Robert Pickel, ISDA chief executive, said: "As the survey clearly demonstrates, collateralisation remains among the most widely used methods to mitigate counterparty credit risk in the OTC derivatives market, and market participants have increased their reliance on collateralisation over the years. 

"In an evolving regulatory environment that seeks to reduce the counterparty risk associated with derivatives, the continued use of bilateral collateralisation has - in the same way as clearing - an important role to play in risk mitigation."

Under both the European Market Infrastructure Regulation (EMIR) Directive introduced by Brussels and the Dodd-Frank rules implemented in the US, market participants - including pension funds - will be required to centrally clear their OTC derivatives trades and post initial margins on top of variation margins to limit any potential residual counterparty credit risk.

However, the two regulations differ slightly.

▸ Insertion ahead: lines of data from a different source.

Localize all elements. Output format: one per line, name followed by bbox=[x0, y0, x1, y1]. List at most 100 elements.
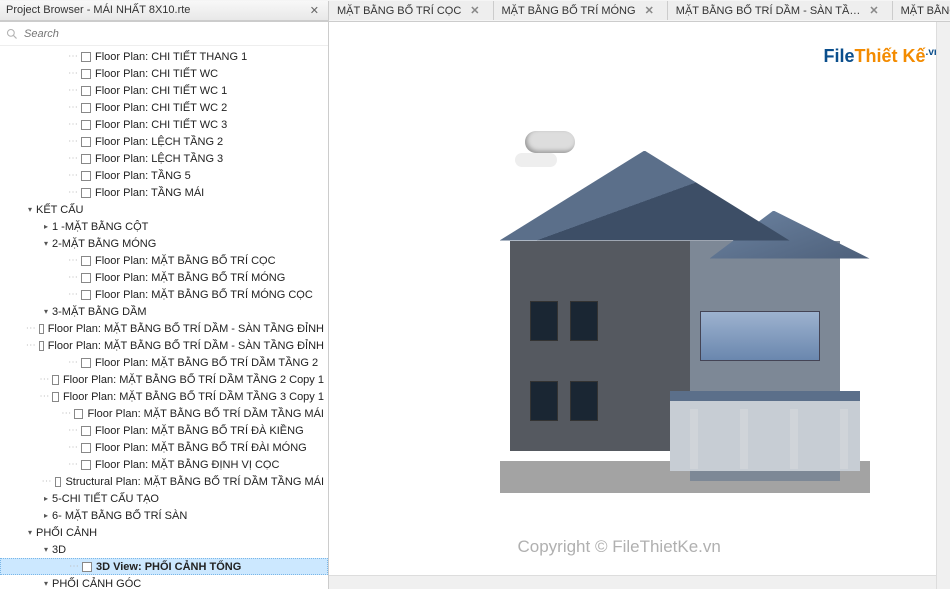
visibility-checkbox[interactable] bbox=[81, 103, 91, 113]
visibility-checkbox[interactable] bbox=[81, 443, 91, 453]
view-tab[interactable]: MẶT BẰNG BỐ TRÍ DẦM TẦNG 2 C…✕ bbox=[893, 1, 950, 20]
visibility-checkbox[interactable] bbox=[81, 273, 91, 283]
tree-leaf[interactable]: ⋯Floor Plan: MẶT BẰNG BỐ TRÍ MÓNG CỌC bbox=[0, 286, 328, 303]
visibility-checkbox[interactable] bbox=[81, 86, 91, 96]
project-tree[interactable]: ⋯Floor Plan: CHI TIẾT THANG 1⋯Floor Plan… bbox=[0, 46, 328, 589]
expand-icon[interactable]: ▸ bbox=[40, 511, 52, 520]
visibility-checkbox[interactable] bbox=[81, 290, 91, 300]
scrollbar-horizontal[interactable] bbox=[329, 575, 936, 589]
tree-connector: ⋯ bbox=[68, 85, 77, 96]
tree-leaf[interactable]: ⋯Floor Plan: MẶT BẰNG BỐ TRÍ MÓNG bbox=[0, 269, 328, 286]
tree-item-label: Floor Plan: TẦNG 5 bbox=[95, 170, 191, 182]
visibility-checkbox[interactable] bbox=[81, 52, 91, 62]
tree-leaf[interactable]: ⋯ Floor Plan: LỆCH TẦNG 2 bbox=[0, 133, 328, 150]
tree-leaf[interactable]: ⋯3D View: PHỐI CẢNH TỔNG bbox=[0, 558, 328, 575]
view-tab[interactable]: MẶT BẰNG BỐ TRÍ DẦM - SÀN TẦ…✕ bbox=[668, 1, 893, 20]
tree-item-label: Floor Plan: LỆCH TẦNG 2 bbox=[95, 136, 223, 148]
tree-branch[interactable]: ▾PHỐI CẢNH bbox=[0, 524, 328, 541]
tree-leaf[interactable]: ⋯Floor Plan: TẦNG 5 bbox=[0, 167, 328, 184]
expand-icon[interactable]: ▸ bbox=[40, 494, 52, 503]
tab-label: MẶT BẰNG BỐ TRÍ DẦM TẦNG 2 C… bbox=[901, 5, 950, 17]
tree-leaf[interactable]: ⋯Floor Plan: MẶT BẰNG BỐ TRÍ ĐÀI MÓNG bbox=[0, 439, 328, 456]
visibility-checkbox[interactable] bbox=[81, 69, 91, 79]
tree-item-label: Structural Plan: MẶT BẰNG BỐ TRÍ DẦM TẦN… bbox=[65, 476, 324, 488]
tree-leaf[interactable]: ⋯Floor Plan: MẶT BẰNG BỐ TRÍ DẦM TẦNG 2 … bbox=[0, 371, 328, 388]
expand-icon[interactable]: ▸ bbox=[40, 222, 52, 231]
collapse-icon[interactable]: ▾ bbox=[24, 205, 36, 214]
visibility-checkbox[interactable] bbox=[81, 460, 91, 470]
collapse-icon[interactable]: ▾ bbox=[40, 239, 52, 248]
tree-connector: ⋯ bbox=[26, 323, 35, 334]
visibility-checkbox[interactable] bbox=[55, 477, 62, 487]
collapse-icon[interactable]: ▾ bbox=[40, 545, 52, 554]
tree-leaf[interactable]: ⋯Floor Plan: CHI TIẾT WC 3 bbox=[0, 116, 328, 133]
visibility-checkbox[interactable] bbox=[39, 341, 44, 351]
visibility-checkbox[interactable] bbox=[81, 188, 91, 198]
visibility-checkbox[interactable] bbox=[39, 324, 44, 334]
visibility-checkbox[interactable] bbox=[52, 392, 59, 402]
tree-leaf[interactable]: ⋯Floor Plan: MẶT BẰNG BỐ TRÍ DẦM - SÀN T… bbox=[0, 337, 328, 354]
tree-item-label: Floor Plan: MẶT BẰNG BỐ TRÍ CỌC bbox=[95, 255, 276, 267]
view-tab[interactable]: MẶT BẰNG BỐ TRÍ MÓNG✕ bbox=[494, 1, 668, 20]
close-icon[interactable]: ✕ bbox=[642, 4, 657, 17]
watermark-text: Copyright © FileThietKe.vn bbox=[517, 537, 720, 557]
tree-connector: ⋯ bbox=[26, 340, 35, 351]
tree-connector: ⋯ bbox=[68, 272, 77, 283]
visibility-checkbox[interactable] bbox=[81, 171, 91, 181]
tree-branch[interactable]: ▸5-CHI TIẾT CẤU TẠO bbox=[0, 490, 328, 507]
tree-branch[interactable]: ▾3D bbox=[0, 541, 328, 558]
tree-leaf[interactable]: ⋯ Floor Plan: MẶT BẰNG BỐ TRÍ CỌC bbox=[0, 252, 328, 269]
tree-leaf[interactable]: ⋯Floor Plan: LỆCH TẦNG 3 bbox=[0, 150, 328, 167]
collapse-icon[interactable]: ▾ bbox=[40, 307, 52, 316]
tree-connector: ⋯ bbox=[42, 476, 51, 487]
tree-leaf[interactable]: ⋯ Structural Plan: MẶT BẰNG BỐ TRÍ DẦM TẦ… bbox=[0, 473, 328, 490]
view-tab[interactable]: MẶT BẰNG BỐ TRÍ CỌC ✕ bbox=[329, 1, 494, 20]
tree-leaf[interactable]: ⋯Floor Plan: MẶT BẰNG ĐỊNH VỊ CỌC bbox=[0, 456, 328, 473]
tree-connector: ⋯ bbox=[68, 289, 77, 300]
collapse-icon[interactable]: ▾ bbox=[40, 579, 52, 588]
scrollbar-vertical[interactable] bbox=[936, 22, 950, 589]
tree-leaf[interactable]: ⋯Floor Plan: MẶT BẰNG BỐ TRÍ DẦM - SÀN T… bbox=[0, 320, 328, 337]
tree-item-label: Floor Plan: CHI TIẾT WC 2 bbox=[95, 102, 227, 114]
visibility-checkbox[interactable] bbox=[81, 137, 91, 147]
visibility-checkbox[interactable] bbox=[81, 154, 91, 164]
tree-leaf[interactable]: ⋯Floor Plan: CHI TIẾT THANG 1 bbox=[0, 48, 328, 65]
visibility-checkbox[interactable] bbox=[81, 256, 91, 266]
close-icon[interactable]: ✕ bbox=[307, 4, 322, 17]
tree-branch[interactable]: ▸6- MẶT BẰNG BỐ TRÍ SÀN bbox=[0, 507, 328, 524]
tree-leaf[interactable]: ⋯Floor Plan: MẶT BẰNG BỐ TRÍ DẦM TẦNG 3 … bbox=[0, 388, 328, 405]
visibility-checkbox[interactable] bbox=[81, 358, 91, 368]
tree-branch[interactable]: ▾KẾT CẤU bbox=[0, 201, 328, 218]
tree-item-label: Floor Plan: CHI TIẾT WC 1 bbox=[95, 85, 227, 97]
tree-branch[interactable]: ▾PHỐI CẢNH GÓC bbox=[0, 575, 328, 589]
visibility-checkbox[interactable] bbox=[81, 426, 91, 436]
close-icon[interactable]: ✕ bbox=[467, 4, 482, 17]
tree-item-label: Floor Plan: MẶT BẰNG BỐ TRÍ ĐÀ KIỀNG bbox=[95, 425, 304, 437]
tree-leaf[interactable]: ⋯Floor Plan: TẦNG MÁI bbox=[0, 184, 328, 201]
tree-item-label: Floor Plan: MẶT BẰNG ĐỊNH VỊ CỌC bbox=[95, 459, 279, 471]
tab-label: MẶT BẰNG BỐ TRÍ CỌC bbox=[337, 5, 461, 17]
tree-leaf[interactable]: ⋯Floor Plan: CHI TIẾT WC 2 bbox=[0, 99, 328, 116]
tree-connector: ⋯ bbox=[68, 136, 77, 147]
close-icon[interactable]: ✕ bbox=[866, 4, 881, 17]
project-browser-panel: ⋯Floor Plan: CHI TIẾT THANG 1⋯Floor Plan… bbox=[0, 22, 329, 589]
collapse-icon[interactable]: ▾ bbox=[24, 528, 36, 537]
tree-item-label: Floor Plan: MẶT BẰNG BỐ TRÍ DẦM TẦNG 3 C… bbox=[63, 391, 324, 403]
tree-leaf[interactable]: ⋯ Floor Plan: CHI TIẾT WC 1 bbox=[0, 82, 328, 99]
visibility-checkbox[interactable] bbox=[74, 409, 83, 419]
visibility-checkbox[interactable] bbox=[52, 375, 59, 385]
tree-leaf[interactable]: ⋯Floor Plan: MẶT BẰNG BỐ TRÍ DẦM TẦNG MÁ… bbox=[0, 405, 328, 422]
tree-connector: ⋯ bbox=[68, 255, 77, 266]
tree-leaf[interactable]: ⋯Floor Plan: MẶT BẰNG BỐ TRÍ DẦM TẦNG 2 bbox=[0, 354, 328, 371]
tree-branch[interactable]: ▾2-MẶT BẰNG MÓNG bbox=[0, 235, 328, 252]
tree-branch[interactable]: ▸1 -MẶT BẰNG CỘT bbox=[0, 218, 328, 235]
search-input[interactable] bbox=[24, 28, 322, 40]
tree-leaf[interactable]: ⋯Floor Plan: CHI TIẾT WC bbox=[0, 65, 328, 82]
tree-leaf[interactable]: ⋯Floor Plan: MẶT BẰNG BỐ TRÍ ĐÀ KIỀNG bbox=[0, 422, 328, 439]
tree-branch[interactable]: ▾3-MẶT BẰNG DẦM bbox=[0, 303, 328, 320]
viewport-3d[interactable]: FileThiết Kế.vn Copyright © FileThietKe.… bbox=[329, 22, 950, 589]
tree-item-label: Floor Plan: MẶT BẰNG BỐ TRÍ DẦM TẦNG MÁI bbox=[87, 408, 324, 420]
visibility-checkbox[interactable] bbox=[82, 562, 92, 572]
visibility-checkbox[interactable] bbox=[81, 120, 91, 130]
tree-item-label: Floor Plan: TẦNG MÁI bbox=[95, 187, 204, 199]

While the initial EMIR text said the clearing obligation should not apply to pension schemes until central counterparties developed a "suitable technical solution" for the transfer of non-cash collateral for variation margin, under the US directive, pension funds and banks that enter into a non-centrally cleared trade will have to post additional margin.
This gap between the US and the EU regulations could nonetheless be filled with the introduction of new measures by Brussels.

In a joint consultation paper, the European Securities and Markets Authority, the European Insurance and Occupational Pensions Authority and the European Banking Authority announced that they were considering a requirement to "exchange, post or collect" initial margins for bilateral over-the-counter derivative trades on top of the current variation margins generally used for such trades, requiring market participants to comply with the same conditions for bilateral trades as for centrally cleared deals.